Naquele instante, ele deu alguns passos para trás quando ela tentou acertá-lo novamente, apenas para que ele segurasse a mão dela fechada em um punho. "Pare! Acha que a Marca na sua mão lhe dá permissão..."

"Me. Dê. Minha. Magia. De volta, Cullen Rutherford!" Ela se afastou dele, caminhou alguns passos ficando de costas para ele. As mãos apertadas em punho de tal forma que as unhas quase cortavam as palmas. Ela soltou o ar lentamente, contando até dez tentando dissipar a raiva. Ficou em silêncio.

"Eu peço desculpas...", ele começou.

"Sim? E espera que eu te desculpe?"

"Não, eu espero que compreenda."

Ela deu um riso sarcástico. Se virou para encará-lo. Ele estava com os braços cruzados, as sobrancelhas enrugadas, numa expressão descontente. Ela grunhiu antes de avançar na direção dele e apontar o dedo na direção dele e ficar em silêncio, engolindo a maldição que pensava em falar.
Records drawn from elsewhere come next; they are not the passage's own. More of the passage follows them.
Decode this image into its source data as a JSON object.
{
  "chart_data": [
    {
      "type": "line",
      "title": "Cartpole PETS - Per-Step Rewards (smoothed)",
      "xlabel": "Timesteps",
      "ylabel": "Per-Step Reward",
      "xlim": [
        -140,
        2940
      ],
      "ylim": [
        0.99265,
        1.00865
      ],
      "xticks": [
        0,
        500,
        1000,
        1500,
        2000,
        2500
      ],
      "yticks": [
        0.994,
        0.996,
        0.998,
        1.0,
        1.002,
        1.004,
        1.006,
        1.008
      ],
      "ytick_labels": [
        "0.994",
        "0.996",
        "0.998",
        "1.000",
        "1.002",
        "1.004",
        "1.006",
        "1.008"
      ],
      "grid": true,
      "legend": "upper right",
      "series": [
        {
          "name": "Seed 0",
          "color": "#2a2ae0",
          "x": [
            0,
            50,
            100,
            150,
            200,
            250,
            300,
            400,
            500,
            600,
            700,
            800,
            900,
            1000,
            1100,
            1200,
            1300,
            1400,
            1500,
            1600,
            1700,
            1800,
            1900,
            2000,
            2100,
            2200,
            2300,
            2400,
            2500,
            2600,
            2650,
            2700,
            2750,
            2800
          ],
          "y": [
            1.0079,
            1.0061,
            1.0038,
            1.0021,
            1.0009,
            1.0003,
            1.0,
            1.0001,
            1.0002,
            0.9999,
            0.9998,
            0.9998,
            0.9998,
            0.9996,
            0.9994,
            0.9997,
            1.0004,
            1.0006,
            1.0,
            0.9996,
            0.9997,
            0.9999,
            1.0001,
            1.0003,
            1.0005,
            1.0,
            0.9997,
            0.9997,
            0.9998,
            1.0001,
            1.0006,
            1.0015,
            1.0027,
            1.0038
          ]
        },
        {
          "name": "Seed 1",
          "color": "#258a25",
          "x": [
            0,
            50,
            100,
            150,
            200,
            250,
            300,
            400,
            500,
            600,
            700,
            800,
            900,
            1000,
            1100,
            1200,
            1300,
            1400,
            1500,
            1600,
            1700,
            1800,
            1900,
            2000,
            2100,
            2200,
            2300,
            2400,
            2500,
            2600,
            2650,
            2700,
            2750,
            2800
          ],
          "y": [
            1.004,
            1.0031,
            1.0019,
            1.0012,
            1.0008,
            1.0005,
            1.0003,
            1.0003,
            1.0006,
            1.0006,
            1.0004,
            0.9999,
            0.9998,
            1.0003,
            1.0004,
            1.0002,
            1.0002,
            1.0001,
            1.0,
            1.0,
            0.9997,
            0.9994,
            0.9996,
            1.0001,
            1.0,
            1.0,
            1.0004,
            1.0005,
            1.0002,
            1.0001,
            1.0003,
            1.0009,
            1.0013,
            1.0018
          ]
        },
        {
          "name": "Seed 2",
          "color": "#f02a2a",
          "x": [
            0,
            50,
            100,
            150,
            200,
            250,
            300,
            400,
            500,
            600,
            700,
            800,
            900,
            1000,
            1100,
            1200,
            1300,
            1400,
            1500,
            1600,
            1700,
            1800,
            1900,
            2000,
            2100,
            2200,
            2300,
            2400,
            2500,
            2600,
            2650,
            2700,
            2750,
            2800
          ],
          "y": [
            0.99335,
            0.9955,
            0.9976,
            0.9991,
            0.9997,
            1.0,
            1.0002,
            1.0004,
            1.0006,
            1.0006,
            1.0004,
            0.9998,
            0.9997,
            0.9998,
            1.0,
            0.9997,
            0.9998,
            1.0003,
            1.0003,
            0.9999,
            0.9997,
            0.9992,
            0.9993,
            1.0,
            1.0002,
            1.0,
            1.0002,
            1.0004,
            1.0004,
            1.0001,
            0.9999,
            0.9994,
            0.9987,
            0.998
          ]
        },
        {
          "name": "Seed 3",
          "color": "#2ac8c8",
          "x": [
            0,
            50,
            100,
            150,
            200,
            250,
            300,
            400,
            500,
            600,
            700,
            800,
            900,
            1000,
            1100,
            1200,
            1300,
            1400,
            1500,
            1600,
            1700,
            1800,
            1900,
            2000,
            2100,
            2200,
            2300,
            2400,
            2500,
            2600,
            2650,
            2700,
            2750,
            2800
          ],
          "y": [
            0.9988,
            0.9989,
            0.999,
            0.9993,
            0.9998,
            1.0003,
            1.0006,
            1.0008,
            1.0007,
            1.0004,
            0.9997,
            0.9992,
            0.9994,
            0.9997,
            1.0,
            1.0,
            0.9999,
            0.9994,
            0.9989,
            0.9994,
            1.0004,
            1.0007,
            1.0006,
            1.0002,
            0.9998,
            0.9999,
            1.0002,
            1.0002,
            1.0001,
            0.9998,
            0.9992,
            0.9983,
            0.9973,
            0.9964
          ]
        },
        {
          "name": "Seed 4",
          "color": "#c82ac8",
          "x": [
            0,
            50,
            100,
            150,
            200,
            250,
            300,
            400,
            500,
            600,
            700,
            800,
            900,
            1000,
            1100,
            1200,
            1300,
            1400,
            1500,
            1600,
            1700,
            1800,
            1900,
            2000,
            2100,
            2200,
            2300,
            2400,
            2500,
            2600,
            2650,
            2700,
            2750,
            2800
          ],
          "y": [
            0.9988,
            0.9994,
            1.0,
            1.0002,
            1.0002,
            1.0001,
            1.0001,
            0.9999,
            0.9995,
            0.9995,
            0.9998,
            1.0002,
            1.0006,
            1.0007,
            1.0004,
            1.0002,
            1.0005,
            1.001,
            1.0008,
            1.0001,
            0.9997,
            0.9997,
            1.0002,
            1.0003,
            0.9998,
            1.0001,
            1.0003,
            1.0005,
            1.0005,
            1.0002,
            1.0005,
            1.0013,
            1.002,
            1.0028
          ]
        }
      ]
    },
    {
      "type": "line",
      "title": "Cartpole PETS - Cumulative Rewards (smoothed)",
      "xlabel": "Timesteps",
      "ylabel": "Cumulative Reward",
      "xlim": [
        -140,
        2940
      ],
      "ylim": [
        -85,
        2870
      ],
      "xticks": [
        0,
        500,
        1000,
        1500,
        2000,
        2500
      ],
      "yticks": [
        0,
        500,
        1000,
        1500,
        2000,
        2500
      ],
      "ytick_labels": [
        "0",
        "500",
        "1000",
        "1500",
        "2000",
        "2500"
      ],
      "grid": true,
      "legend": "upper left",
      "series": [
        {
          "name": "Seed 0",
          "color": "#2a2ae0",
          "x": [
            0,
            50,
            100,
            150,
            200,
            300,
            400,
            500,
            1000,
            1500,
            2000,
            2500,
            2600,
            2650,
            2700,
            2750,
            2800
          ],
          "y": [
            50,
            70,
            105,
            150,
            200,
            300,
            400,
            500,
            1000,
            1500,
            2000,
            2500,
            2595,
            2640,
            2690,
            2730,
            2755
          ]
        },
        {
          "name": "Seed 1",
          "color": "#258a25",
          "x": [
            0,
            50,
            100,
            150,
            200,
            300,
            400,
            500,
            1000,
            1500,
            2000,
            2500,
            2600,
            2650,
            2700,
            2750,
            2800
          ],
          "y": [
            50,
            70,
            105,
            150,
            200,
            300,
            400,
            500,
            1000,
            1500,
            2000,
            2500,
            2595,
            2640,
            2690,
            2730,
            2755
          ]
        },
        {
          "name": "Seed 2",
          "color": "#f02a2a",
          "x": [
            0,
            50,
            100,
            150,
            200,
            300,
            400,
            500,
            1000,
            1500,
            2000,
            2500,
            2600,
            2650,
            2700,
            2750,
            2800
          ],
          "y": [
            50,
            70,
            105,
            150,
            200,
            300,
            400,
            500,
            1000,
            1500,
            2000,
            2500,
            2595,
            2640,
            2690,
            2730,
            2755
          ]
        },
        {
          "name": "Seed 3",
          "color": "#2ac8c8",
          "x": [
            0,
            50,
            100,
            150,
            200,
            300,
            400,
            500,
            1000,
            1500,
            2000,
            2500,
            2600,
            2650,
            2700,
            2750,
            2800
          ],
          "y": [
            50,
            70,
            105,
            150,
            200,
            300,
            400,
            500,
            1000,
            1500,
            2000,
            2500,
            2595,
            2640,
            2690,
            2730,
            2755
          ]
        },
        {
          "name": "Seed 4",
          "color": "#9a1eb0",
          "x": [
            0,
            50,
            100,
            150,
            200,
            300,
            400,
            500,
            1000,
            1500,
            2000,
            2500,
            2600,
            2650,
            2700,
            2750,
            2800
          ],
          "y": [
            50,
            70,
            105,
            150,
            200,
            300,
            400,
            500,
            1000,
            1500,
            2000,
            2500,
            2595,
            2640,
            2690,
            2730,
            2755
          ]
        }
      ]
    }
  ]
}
Ela se lançou em direção ao saco de dormir novamente, sentou-se com os braços encostados nos joelhos, os dentes rangendo como se faltasse um maldito pedaço dela e isto estivesse coçando embaixo da pele dela, um incômodo.

"Meu irmão."

"Hein?", ele perguntou, se sentando próximo da fogueira, olhando-a sem entender.

"Você perguntou porque estava indo para Redcliffe. Meu irmão."

"Ele é um mago?"

"Não. Ele era o Capitão Templário da Torre de Ostwick. Esperava encontrar algum mago que soubesse o paradeiro dele. Pensava em encontrá-lo no Conclave, mas curiosamente ele não estava. E eu imagino que tenha acontecido o pior."

"Podemos te ajudar a encontrá-lo.", ele falou. Inclinou a cabeça, empatia nas palavras. “Embora eu ache que um Templário não esteja em Redcliffe agora. ”

"Podem?", ela o observou com um brilho nos olhos. “Qualquer notícia sobre Ivan acalmaria meu coração. Desde o Conclave minha mente anda em círculos imaginando onde ele podia estar.", ela olhou em direção a ele, evitando os olhos.

Ele deu um sorriso leve. "Vou ficar de guarda pela noite. Tente dormir um pouco, Trevelyan. Amanhã cedo nós partimos."

Sophie se deitou, o observando enquanto fechava os olhos. O sono a carregando mais rápido do que imaginava. Enquanto isto, Cullen permanecia ali, olhando a fogueira, ele deu um olhar na direção dela. Apoiou os braços no joelho e abaixou a cabeça levando a mão aos cabelos antes de retirar um inibidor de dentro da camisa que usava. O cristal brilhava e pulsava com um brilho azulado lembrando-o Lyrium. Ele balançou a cabeça, afastando o pensamento. Não, fique aí.

Olhando para fora, o vento uivava entre as ruínas e parecia chamar o nome dele em um tom suave que lembrava alguém do passado que sempre atormentava seus sonhos. Ou era atrás do véu?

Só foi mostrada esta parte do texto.